At Jane Addams Middle School, a mural spans one wall, a kaleidoscope of student-painted hands in every shade, clasping planets, books, paintbrushes, soccer balls. The art teacher, a man with a ZZ Top beard and a passion for Byzantine mosaics, explains that the design emerged from a sixth-grade civics lesson on “community as shared language.” Down the block, the library’s summer reading program devours shelves like a benevolent locust swarm. A girl in cat-eye glasses pores over A Wrinkle in Time, her face lit by the same wonder that once gripped her grandmother in this same building, then a segregated schoolhouse, now a temple of stories where everyone gets a hero’s journey.
Commerce here is intimate, unpretentious. At the auto repair shop on Prairie Avenue, the owner, a former aerospace engineer, quotes Carl Sagan while diagnosing your alternator. A Vietnamese café sells pho so aromatic it’s less a meal than a time machine. At the weekly farmers’ market, a third-generation strawberry farmer argues amiably with a TikTok-foodie influencer about the merits of heirloom vs. hybrid varieties. You get the sense that everyone here is both teacher and student, their expertise earned through the gentle labor of showing up.
Parks are Lawndale’s secular chapels. At William Green Park, toddlers conquer slides with the gravity of philosophers. Teenagers shoot hoops in a symphony of squeaking sneakers and backboard clangs. Retirees play chess under the gazebo, their strategies as elaborate as their gossip is merciless. On weekends, the barbecue pits exhale smoke that carries the scent of tri-tip and kinship. A man in a Dodgers cap tends a grill with the focus of a concert pianist, his tongs clicking time to mariachi drifting from a boombox.

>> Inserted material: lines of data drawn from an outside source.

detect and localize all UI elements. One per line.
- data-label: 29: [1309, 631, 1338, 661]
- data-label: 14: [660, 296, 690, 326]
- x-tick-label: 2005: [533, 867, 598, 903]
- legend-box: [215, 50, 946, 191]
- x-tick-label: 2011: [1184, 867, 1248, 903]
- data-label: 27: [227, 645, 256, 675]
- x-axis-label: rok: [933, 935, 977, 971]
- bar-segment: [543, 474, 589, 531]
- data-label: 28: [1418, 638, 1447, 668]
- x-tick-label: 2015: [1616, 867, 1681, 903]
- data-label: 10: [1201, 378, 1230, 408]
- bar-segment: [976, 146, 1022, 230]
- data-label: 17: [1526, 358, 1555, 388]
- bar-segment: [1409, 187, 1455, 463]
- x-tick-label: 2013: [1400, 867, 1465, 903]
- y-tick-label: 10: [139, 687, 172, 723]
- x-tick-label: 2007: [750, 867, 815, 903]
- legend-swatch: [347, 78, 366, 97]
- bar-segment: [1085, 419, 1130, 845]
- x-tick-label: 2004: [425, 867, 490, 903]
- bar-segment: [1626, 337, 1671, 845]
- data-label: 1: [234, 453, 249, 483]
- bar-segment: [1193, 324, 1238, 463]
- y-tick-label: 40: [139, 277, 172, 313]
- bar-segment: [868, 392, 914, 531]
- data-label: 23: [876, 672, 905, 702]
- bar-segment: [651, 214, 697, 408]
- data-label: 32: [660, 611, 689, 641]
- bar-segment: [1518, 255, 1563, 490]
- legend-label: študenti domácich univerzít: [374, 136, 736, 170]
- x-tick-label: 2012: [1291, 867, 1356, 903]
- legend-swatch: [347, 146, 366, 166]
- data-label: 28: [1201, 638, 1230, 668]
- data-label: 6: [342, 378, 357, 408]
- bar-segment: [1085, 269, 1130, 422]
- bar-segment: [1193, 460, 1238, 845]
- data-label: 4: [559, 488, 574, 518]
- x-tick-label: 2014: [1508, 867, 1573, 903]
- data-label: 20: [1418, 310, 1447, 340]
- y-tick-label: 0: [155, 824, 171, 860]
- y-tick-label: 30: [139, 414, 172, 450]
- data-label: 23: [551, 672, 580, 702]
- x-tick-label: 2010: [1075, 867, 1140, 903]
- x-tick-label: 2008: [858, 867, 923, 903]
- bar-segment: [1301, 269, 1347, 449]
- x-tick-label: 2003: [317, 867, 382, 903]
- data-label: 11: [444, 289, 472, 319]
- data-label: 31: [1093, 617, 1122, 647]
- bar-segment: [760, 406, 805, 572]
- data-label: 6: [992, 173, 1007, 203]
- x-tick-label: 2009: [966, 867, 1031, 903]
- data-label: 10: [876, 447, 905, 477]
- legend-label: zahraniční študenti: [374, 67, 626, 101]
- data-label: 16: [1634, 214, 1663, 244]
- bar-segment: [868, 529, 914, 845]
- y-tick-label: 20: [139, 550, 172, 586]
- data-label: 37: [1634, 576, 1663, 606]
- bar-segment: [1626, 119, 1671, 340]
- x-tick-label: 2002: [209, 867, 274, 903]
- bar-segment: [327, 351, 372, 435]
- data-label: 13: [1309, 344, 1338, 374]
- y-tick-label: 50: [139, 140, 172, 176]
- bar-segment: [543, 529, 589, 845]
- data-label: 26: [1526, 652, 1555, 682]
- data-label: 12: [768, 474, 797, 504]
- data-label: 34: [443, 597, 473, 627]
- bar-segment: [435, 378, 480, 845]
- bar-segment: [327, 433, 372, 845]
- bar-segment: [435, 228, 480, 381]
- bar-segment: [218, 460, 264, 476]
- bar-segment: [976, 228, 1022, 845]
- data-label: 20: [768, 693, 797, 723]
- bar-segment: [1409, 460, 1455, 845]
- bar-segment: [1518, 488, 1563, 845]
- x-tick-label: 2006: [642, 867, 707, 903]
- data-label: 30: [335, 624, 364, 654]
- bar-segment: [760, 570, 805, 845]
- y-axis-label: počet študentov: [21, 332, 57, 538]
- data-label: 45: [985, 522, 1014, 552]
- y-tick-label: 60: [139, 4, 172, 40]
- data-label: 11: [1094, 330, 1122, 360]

The city’s heart beats in its contradictions. It is a bedroom community that never feels asleep. A grid of tract homes that defies monotony through sheer human variety. A place where the past, agricultural, aerospace, Chumash, is not erased but layered like strata in canyon rock. You notice this at the historical society’s exhibit on the old railroad, where photos of steam engines share space with kids’ dioramas made of popsicle sticks and glue. The curator, a woman whose family helped incorporate the city in 1959, speaks of Lawndale as a verb: “We Lawndale,” she says, “by keeping the porch light on.”
Dusk here is a slow fade, the sky streaked with apricot and lavender. Streetlights blink on, each a tiny sun against the gathering blue. Someone’s garage band rehearses a passable cover of “Hotel California.” Someone else adjusts sprinklers to a circadian drip. The 105’s noise softens to a whisper, and for a moment, the whole city seems to lean in, listening to itself breathe. You realize this is not a town you pass through. It’s a town you inherit, if only for an evening, in the way you inherit a song you can’t stop humming, a tune so familiar it feels like something you’ve always known.